The government must tackle endemic corruption, and prevent “leakages” from a massive stimulus plan, if it wants to attract investment during the global downturn, a graft watchdog said today.
Corruption has become a headline issue as deputy premier Najib Razak prepares to be sworn into power in coming days, with promises to overhaul the ruling party by eradicating vote-buying and cronyism.
“In time of recession like this, it is absolutely essential we deal with corruption,” Transparency International Malaysia president Paul Low said at an anti-corruption conference.
“We want to make sure the stimulus package goes to the people and contracts go only to those who are able to deliver. The openness of procurement (procedures) should be there,” he said.
Analysts have raised concerns over the RM60-billion-dollar stimulus package unveiled earlier in March, questioning whether it will avert recession and how cleanly it will be implemented.
Need to reduce cost of doing business
Low said the only way to woo investors in an ultra-competitive environment was to reduce the cost of doing business and cut red-tape by ensuring business procedures are transparent.

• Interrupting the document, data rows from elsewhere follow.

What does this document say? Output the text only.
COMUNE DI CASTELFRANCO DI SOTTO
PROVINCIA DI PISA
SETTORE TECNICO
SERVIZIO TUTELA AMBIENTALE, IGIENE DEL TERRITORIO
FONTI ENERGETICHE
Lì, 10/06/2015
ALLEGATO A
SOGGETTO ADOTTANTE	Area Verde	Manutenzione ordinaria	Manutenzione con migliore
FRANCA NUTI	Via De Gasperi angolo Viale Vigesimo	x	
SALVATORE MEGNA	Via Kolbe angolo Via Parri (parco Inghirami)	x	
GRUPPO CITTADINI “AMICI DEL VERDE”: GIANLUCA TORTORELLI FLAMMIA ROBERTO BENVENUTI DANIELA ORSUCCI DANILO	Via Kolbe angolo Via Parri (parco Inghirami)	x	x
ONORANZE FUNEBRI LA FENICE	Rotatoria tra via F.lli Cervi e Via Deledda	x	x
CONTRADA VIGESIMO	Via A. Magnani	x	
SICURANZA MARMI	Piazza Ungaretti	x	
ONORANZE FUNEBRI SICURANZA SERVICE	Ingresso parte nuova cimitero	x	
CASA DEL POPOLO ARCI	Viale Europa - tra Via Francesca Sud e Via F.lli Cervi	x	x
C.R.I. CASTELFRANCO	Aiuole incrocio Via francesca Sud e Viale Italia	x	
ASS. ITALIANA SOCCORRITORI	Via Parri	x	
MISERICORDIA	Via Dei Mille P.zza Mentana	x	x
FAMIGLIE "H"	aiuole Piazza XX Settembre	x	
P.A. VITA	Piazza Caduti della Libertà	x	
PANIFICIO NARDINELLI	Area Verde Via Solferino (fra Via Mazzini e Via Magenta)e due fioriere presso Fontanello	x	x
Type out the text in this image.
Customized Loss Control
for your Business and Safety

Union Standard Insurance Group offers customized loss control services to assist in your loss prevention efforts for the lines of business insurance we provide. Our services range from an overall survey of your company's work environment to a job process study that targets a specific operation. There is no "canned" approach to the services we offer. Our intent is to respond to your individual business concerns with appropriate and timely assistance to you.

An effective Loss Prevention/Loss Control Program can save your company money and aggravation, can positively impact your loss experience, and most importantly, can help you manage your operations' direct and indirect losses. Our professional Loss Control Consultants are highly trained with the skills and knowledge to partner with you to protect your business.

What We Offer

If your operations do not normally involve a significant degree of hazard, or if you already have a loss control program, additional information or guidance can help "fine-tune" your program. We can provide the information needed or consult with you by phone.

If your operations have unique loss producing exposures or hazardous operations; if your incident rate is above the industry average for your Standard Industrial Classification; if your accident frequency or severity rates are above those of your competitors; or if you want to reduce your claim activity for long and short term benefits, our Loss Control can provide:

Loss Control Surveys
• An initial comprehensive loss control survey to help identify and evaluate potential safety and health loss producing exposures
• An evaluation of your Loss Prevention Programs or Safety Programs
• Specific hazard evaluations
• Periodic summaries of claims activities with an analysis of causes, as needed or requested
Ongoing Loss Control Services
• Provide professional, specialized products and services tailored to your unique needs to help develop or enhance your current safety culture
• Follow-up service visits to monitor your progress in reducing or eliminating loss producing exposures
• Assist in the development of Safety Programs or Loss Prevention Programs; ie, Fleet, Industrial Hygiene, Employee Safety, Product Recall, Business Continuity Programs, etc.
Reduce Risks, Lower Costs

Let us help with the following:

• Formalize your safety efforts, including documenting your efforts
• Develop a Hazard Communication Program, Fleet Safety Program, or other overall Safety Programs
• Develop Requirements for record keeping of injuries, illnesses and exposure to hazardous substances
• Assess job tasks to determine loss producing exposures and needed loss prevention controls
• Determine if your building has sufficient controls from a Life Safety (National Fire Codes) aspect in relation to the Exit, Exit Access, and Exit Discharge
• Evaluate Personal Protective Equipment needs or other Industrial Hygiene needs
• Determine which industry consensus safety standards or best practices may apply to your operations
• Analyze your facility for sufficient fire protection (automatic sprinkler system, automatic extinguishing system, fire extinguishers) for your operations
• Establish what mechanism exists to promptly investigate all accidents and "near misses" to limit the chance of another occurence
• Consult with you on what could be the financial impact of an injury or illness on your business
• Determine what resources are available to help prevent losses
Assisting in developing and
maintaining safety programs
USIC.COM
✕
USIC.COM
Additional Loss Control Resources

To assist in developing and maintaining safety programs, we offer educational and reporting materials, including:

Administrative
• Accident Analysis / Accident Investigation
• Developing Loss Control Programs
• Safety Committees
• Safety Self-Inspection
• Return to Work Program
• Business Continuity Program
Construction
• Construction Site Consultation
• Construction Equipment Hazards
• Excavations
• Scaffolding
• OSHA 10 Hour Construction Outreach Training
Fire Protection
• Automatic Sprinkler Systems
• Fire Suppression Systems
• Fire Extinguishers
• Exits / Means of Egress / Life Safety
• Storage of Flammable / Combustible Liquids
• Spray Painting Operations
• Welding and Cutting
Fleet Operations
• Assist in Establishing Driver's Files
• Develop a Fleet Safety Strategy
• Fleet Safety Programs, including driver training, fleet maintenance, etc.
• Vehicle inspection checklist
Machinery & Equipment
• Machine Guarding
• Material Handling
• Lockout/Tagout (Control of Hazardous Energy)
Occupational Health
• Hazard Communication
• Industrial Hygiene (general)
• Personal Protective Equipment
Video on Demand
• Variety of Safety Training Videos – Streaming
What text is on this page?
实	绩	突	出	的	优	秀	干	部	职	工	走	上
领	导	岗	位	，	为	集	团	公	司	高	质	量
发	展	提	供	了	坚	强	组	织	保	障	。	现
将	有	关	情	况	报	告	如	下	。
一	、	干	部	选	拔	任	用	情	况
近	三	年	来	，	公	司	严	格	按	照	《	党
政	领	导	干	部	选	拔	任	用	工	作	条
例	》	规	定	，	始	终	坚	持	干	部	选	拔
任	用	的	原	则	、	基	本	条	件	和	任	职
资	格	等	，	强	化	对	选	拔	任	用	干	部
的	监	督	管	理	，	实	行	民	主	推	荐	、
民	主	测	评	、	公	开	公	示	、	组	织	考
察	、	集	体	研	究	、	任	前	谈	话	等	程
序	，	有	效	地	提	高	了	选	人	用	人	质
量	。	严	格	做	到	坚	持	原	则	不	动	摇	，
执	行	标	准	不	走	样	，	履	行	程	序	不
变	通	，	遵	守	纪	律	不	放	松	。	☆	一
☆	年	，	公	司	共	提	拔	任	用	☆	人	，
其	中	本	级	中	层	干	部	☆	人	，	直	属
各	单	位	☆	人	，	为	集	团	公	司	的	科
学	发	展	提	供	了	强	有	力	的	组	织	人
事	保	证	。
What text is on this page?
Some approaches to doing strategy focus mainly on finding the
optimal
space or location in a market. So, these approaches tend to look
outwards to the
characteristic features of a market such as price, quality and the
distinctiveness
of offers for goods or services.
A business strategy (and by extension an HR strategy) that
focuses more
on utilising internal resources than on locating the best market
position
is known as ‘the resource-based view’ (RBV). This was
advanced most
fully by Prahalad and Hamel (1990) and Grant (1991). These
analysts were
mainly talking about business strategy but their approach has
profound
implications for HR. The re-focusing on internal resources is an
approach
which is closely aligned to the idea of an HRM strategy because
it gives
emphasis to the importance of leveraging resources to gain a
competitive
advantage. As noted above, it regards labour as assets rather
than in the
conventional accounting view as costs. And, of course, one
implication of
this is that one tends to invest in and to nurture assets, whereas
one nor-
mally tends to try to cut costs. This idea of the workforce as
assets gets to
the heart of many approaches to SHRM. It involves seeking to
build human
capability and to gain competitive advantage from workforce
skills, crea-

Despite the new stimulus plan, and a RM7-billion-dollar stimulus package announced last year, the government has said the economy could still contract by up to 1.0 percent in 2009 and private sector forecasts are even gloomier.
Cabinet minister Bernard Dompok, who opened the conference, said the government was aware of the urgent need to tackle corruption and that Najib “has embarked on a pilgrimage to rid the ruling party of corruption.”
“The urgency is certainly there. I have spoken about preventing leakages. At a time when the entire (global economy) is going down, we have to reform,” he said.